Symptoms of Hyperparathyroidism
Hyperparathyroidism today presents predominantly as an asymptomatic or mildly symptomatic condition discovered incidentally through routine biochemical screening, particularly in postmenopausal women, with severe manifestations like kidney stones and bone disease now occurring in less than 5% of cases. 1, 2
Clinical Presentation by Disease Severity
Asymptomatic Disease (Most Common)
- Up to 80% of patients with primary hyperparathyroidism in Western countries are asymptomatic or have only mild, nonspecific symptoms discovered through incidental hypercalcemia on routine laboratory testing 1, 3
- The shift from symptomatic to asymptomatic presentation occurred with widespread adoption of automated serum calcium measurement in the 1970s-1980s 2
Mild to Moderate Symptoms
- Nonspecific constitutional symptoms include weakness, fatigue, and mental depression, which are the most common complaints in contemporary practice 2
- Neurocognitive disorders and psychological disturbances can occur with chronic hyperparathyroidism 1
- Muscle weakness affects neuromuscular function 1
- Arterial hypertension may be present as a cardiovascular manifestation 2
Skeletal Manifestations
- Bone pain and osteopenia are present in many patients, though severe hyperparathyroid bone disease now occurs in less than 5% of cases 1, 2
- Progressive skeletal and articular pain occurs particularly when PTH exceeds 500-800 pg/mL 1
- Bone pain, pathological fractures, and skeletal deformities develop when PTH levels persistently exceed 10 times the upper normal limit, representing severe hyperparathyroid bone disease 1
- Bone demineralization and osteoporosis increase fracture risk 1
Renal Manifestations
- Nephrolithiasis (kidney stones) and nephrocalcinosis occur in less than 5% of contemporary cases, compared to 57% historically 1, 2
- Persistent hypercalcemia driven by elevated PTH causes progressive renal damage 1
- Nephrocalcinosis develops from calcium deposition in renal parenchyma, creating a vicious cycle that worsens kidney function 1
Severe Manifestations (Rare in Modern Practice)

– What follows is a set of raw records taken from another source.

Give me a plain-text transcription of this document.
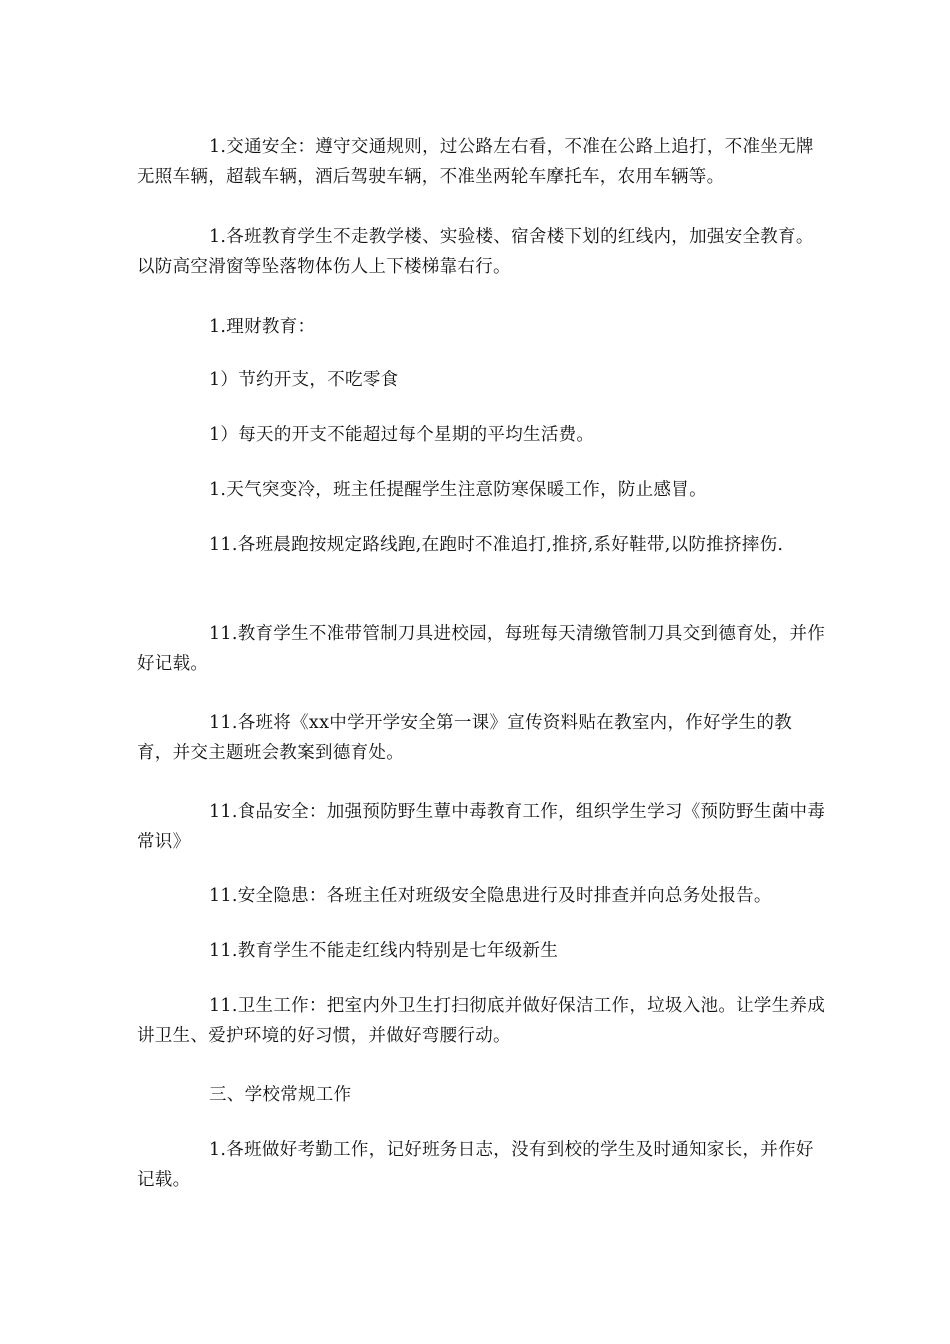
1.交通安全：遵守交通规则，过公路左右看，不准在公路上追打，不准坐无牌无照车辆，超载车辆，酒后驾驶车辆，不准坐两轮车摩托车，农用车辆等。

1.各班教育学生不走教学楼、实验楼、宿舍楼下划的红线内，加强安全教育。以防高空滑窗等坠落物体伤人上下楼梯靠右行。

1.理财教育：

1）节约开支，不吃零食

1）每天的开支不能超过每个星期的平均生活费。

1.天气突变冷，班主任提醒学生注意防寒保暖工作，防止感冒。

11.各班晨跑按规定路线跑,在跑时不准追打,推挤,系好鞋带,以防推挤摔伤.

11.教育学生不准带管制刀具进校园，每班每天清缴管制刀具交到德育处，并作好记载。

11.各班将《xx中学开学安全第一课》宣传资料贴在教室内，作好学生的教育，并交主题班会教案到德育处。

11.食品安全：加强预防野生蕈中毒教育工作，组织学生学习《预防野生菌中毒常识》

11.安全隐患：各班主任对班级安全隐患进行及时排查并向总务处报告。

11.教育学生不能走红线内特别是七年级新生

11.卫生工作：把室内外卫生打扫彻底并做好保洁工作，垃圾入池。让学生养成讲卫生、爱护环境的好习惯，并做好弯腰行动。

三、学校常规工作

1.各班做好考勤工作，记好班务日志，没有到校的学生及时通知家长，并作好记载。
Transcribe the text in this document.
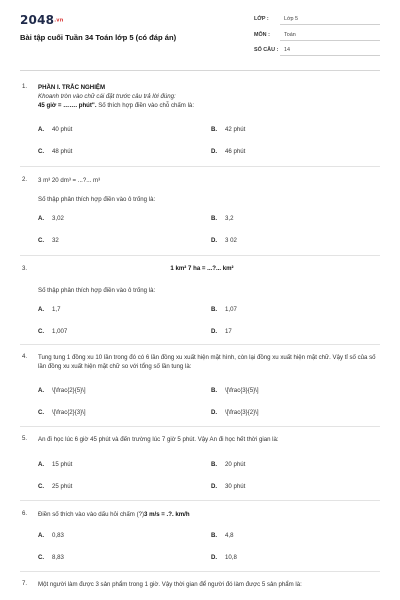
2048.vn
Bài tập cuối Tuần 34 Toán lớp 5 (có đáp án)
LỚP :	Lớp 5
MÔN :	Toán
SỐ CÂU : 14
1. PHẦN I. TRẮC NGHIỆM
Khoanh tròn vào chữ cái đặt trước câu trả lời đúng:
45 giờ = ……. phút". Số thích hợp điền vào chỗ chấm là:
A. 40 phút	B. 42 phút
C. 48 phút	D. 46 phút
2. 3 m³ 20 dm³ = ...?... m³
Số thập phân thích hợp điền vào ô trống là:
A. 3,02	B. 3,2
C. 32	D. 3 02
3.	1 km² 7 ha = ...?... km²
Số thập phân thích hợp điền vào ô trống là:
A. 1,7	B. 1,07
C. 1,007	D. 17
4. Tung tung 1 đồng xu 10 lần trong đó có 6 lần đồng xu xuất hiện mặt hình, còn lại đồng xu xuất hiện mặt chữ. Vậy tỉ số của số lần đồng xu xuất hiện mặt chữ so với tổng số lần tung là:
A. \[\frac{2}{5}\]	B. \[\frac{3}{5}\]
C. \[\frac{2}{3}\]	D. \[\frac{3}{2}\]
5. An đi học lúc 6 giờ 45 phút và đến trường lúc 7 giờ 5 phút. Vậy An đi học hết thời gian là:
A. 15 phút	B. 20 phút
C. 25 phút	D. 30 phút
6. Điền số thích vào vào dấu hỏi chấm (?)3 m/s = .?. km/h
A. 0,83	B. 4,8
C. 8,83	D. 10,8
7. Một người làm được 3 sản phẩm trong 1 giờ. Vậy thời gian để người đó làm được 5 sản phẩm là:
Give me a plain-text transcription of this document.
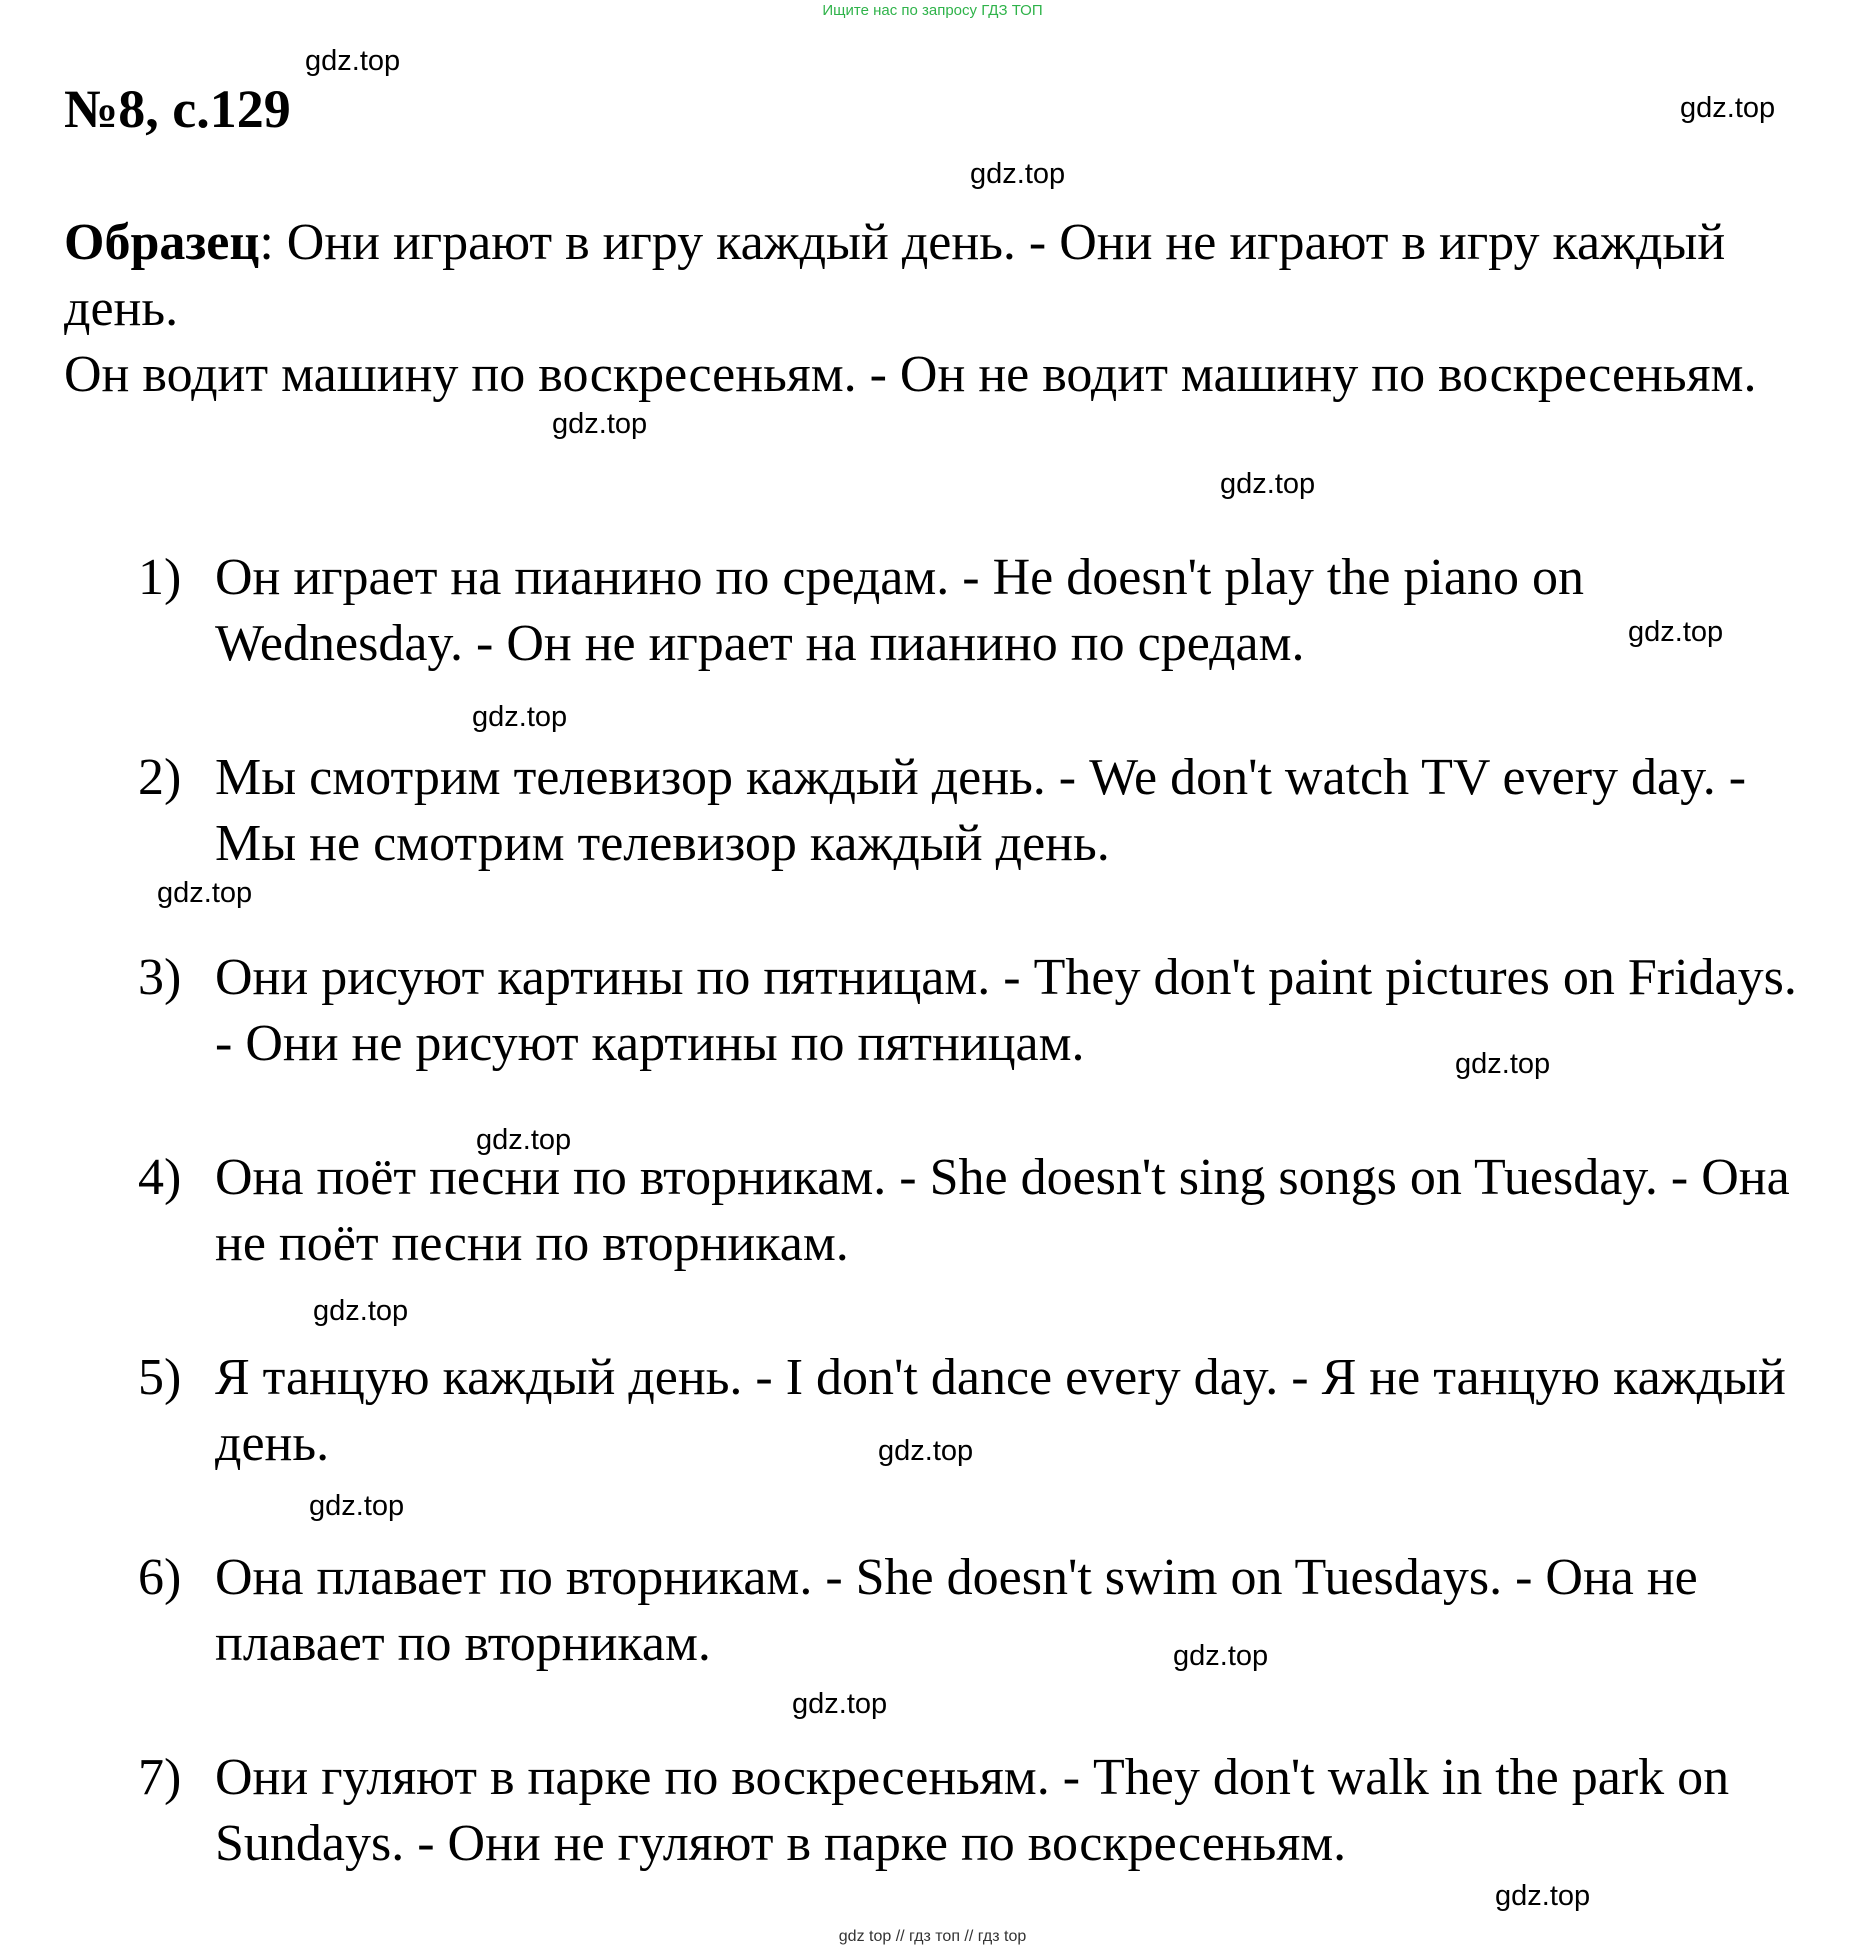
Ищите нас по запросу ГДЗ ТОП
№8, с.129

Образец: Они играют в игру каждый день. - Они не играют в игру каждый день.

Он водит машину по воскресеньям. - Он не водит машину по воскресеньям.

1) Он играет на пианино по средам. - He doesn't play the piano on Wednesday. - Он не играет на пианино по средам.
2) Мы смотрим телевизор каждый день. - We don't watch TV every day. - Мы не смотрим телевизор каждый день.
3) Они рисуют картины по пятницам. - They don't paint pictures on Fridays. - Они не рисуют картины по пятницам.
4) Она поёт песни по вторникам. - She doesn't sing songs on Tuesday. - Она не поёт песни по вторникам.
5) Я танцую каждый день. - I don't dance every day. - Я не танцую каждый день.
6) Она плавает по вторникам. - She doesn't swim on Tuesdays. - Она не плавает по вторникам.
7) Они гуляют в парке по воскресеньям. - They don't walk in the park on Sundays. - Они не гуляют в парке по воскресеньям.
gdz.top
gdz.top
gdz.top
gdz.top
gdz.top
gdz.top
gdz.top
gdz.top
gdz.top
gdz.top
gdz.top
gdz.top
gdz.top
gdz.top
gdz.top
gdz.top
gdz top // гдз топ // гдз top
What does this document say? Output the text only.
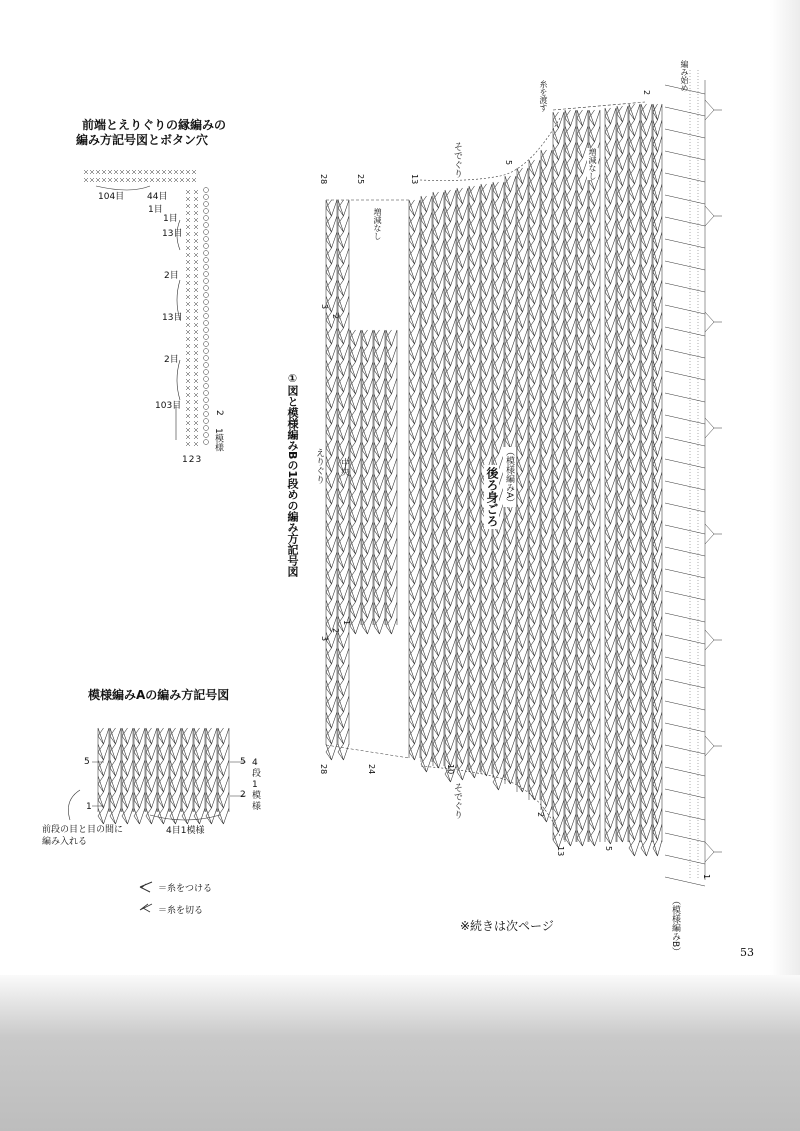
前端とえりぐりの縁編みの
編み方記号図とボタン穴
104目	44目
1目
1目
13目
2目
13目
2目
103目
2
1模様
123
模様編みAの編み方記号図
5	5
2
1
4段1模様
前段の目と目の間に
編み入れる
4目1模様
＝糸をつける
＝糸を切る
①図と模様編みBの1段めの編み方記号図 えりぐり 中央	後ろ身ごろ （模様編みA）
そでぐり
そでぐり
増減なし
増減なし
糸を渡す
編み始め
（模様編みB）
28	25	13
5
2
3
2
3
2
1
28	24	10
2
13	5
1
※続きは次ページ
53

- Intractable pruritus is a debilitating symptom in secondary hyperparathyroidism, often requiring surgical intervention when PTH levels exceed 500 pg/mL 1
- Hypercalcemic crisis requires urgent parathyroidectomy 4
- Calciphylaxis with elevated PTH levels necessitates urgent surgical intervention 4
Special Populations
Postmenopausal Women
- Primary hyperparathyroidism has the highest incidence in postmenopausal women, making this the most commonly affected demographic 5
- The combination of hyperparathyroidism and postmenopausal bone loss creates additive risk for osteoporosis 1
Patients with Chronic Kidney Disease
- Biochemical evidence of hyperparathyroidism persists in many patients after kidney transplantation, with PTH levels declining by 50% within 14 days but remaining elevated long-term 6
- Hypercalcemia occurs in 1-5% of transplant recipients due to persistent hyperparathyroidism, potentially requiring parathyroidectomy 6
- Persistent hyperparathyroidism after transplant increases risk for hypercalcemia, hypophosphatemia, worsening bone disease, and possibly acute tubular necrosis 6
- Elevated alkaline phosphatase reflects increased osteoblastic activity attempting to compensate for PTH-driven bone resorption 1
- Generalized bone pain contributes to functional impairment and disability, affecting mental status and quality of life 1
Gastrointestinal and Cardiovascular Symptoms
- Gastrointestinal symptoms can occur as part of the classical manifestation spectrum 3
- Cardiovascular abnormalities and reduced quality of life may develop in symptomatic disease 7
- Progressive calcification of vessels occurs with persistent hypercalcemia and hyperphosphatemia, contributing to increased cardiovascular morbidity and mortality in CKD patients 1
Critical Clinical Pearls
The dramatic evolution in clinical presentation means that clinicians must maintain high suspicion for hyperparathyroidism even in patients with vague, nonspecific symptoms rather than waiting for classic severe manifestations that rarely occur in modern practice 2. The diagnosis is typically made biochemically with elevated or high-normal intact PTH in the setting of elevated total or ionized calcium 1.